> However, one problem with C/R systems is that spammers do not currently
> have an incentive to break them since there are many other ways to send
> spam. If C/R systems become wide spread, spammers will have an
> incentive to
> attack them and perhaps (gasp) even manage to break them.
Well, we better build something they can't break. There are many, many
smart people on this list that can surely put something together over time
> How would a whitelist handle mailing lists? What about automated computer
> programs that notify users, like Ebay's auction bots? And what about
> anonymous email, if C/R is implemented everywhere, can anyone send
> anonymous email anymore? What about opt-in email that the receiver forgot
> about the original opt-in? And email that is sent from different email
> addresses everytime (like some mailing lists)?
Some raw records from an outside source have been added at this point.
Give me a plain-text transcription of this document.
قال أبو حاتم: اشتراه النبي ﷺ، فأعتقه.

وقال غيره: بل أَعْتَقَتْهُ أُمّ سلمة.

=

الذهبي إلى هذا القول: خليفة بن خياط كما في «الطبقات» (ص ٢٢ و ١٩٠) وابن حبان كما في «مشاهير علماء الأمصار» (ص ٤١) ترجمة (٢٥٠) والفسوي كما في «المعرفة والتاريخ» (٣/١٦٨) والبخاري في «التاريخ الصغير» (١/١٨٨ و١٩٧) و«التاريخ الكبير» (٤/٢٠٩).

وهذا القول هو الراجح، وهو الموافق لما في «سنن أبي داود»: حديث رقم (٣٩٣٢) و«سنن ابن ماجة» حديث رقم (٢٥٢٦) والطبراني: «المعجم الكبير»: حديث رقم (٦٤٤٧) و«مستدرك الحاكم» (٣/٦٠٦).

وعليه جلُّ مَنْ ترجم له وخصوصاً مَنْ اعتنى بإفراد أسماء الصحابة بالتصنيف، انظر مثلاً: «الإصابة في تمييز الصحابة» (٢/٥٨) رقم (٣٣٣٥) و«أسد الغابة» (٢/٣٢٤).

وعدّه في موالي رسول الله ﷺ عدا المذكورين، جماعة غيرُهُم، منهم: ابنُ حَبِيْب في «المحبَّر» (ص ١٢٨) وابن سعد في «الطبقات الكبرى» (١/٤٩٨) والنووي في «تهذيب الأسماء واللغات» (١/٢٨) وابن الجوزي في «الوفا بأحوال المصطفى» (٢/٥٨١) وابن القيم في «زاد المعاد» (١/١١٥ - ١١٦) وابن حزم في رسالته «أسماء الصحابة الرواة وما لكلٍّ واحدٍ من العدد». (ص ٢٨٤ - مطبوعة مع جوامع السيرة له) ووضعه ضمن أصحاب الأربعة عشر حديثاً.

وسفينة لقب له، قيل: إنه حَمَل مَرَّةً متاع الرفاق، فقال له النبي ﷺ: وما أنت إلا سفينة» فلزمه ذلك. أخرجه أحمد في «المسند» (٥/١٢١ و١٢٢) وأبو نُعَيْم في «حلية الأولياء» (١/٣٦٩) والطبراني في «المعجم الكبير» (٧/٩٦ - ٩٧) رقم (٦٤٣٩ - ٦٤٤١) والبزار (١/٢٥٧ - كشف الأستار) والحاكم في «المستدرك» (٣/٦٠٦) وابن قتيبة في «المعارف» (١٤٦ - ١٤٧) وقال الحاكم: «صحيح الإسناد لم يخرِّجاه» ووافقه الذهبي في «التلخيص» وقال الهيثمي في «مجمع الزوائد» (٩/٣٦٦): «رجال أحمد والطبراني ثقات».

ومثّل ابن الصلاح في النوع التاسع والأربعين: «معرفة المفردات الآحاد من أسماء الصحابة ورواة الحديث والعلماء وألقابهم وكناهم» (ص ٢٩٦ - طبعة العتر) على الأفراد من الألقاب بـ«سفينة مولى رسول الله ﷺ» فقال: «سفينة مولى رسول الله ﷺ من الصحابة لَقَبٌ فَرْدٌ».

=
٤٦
All of these are important tactical issues..any more?
What is the intent of a C/R system? Is it merely to double-check the
sender's email address to make sure it is working and valid, or is it also
to make sure that the sender is a human being and not a computer? If it is
only the first, that we are trying to make sure that the sender has a valid
email address, then it might make sense to develop an automated C/R
protocol that can be used by email clients and senders' MTAs to reply to
the challenge. This will take care of issues like dealing with lists,
automated bots and anonymous remailers - the list server will simply reply
to the response via this automated protocol. It will also hide the C/R
process from users. The obvious flaw is that the spammer will use it too -
but they will have to use a valid email address to do it, or own their own
MTA and domain (which is not a problem since we already see spammers owning
name servers). However, if the intent of C/R systems is to make sure that
the sender is human, than it essentially must perform a Turing test.
Current techniques include using specially coded graphic images, etc.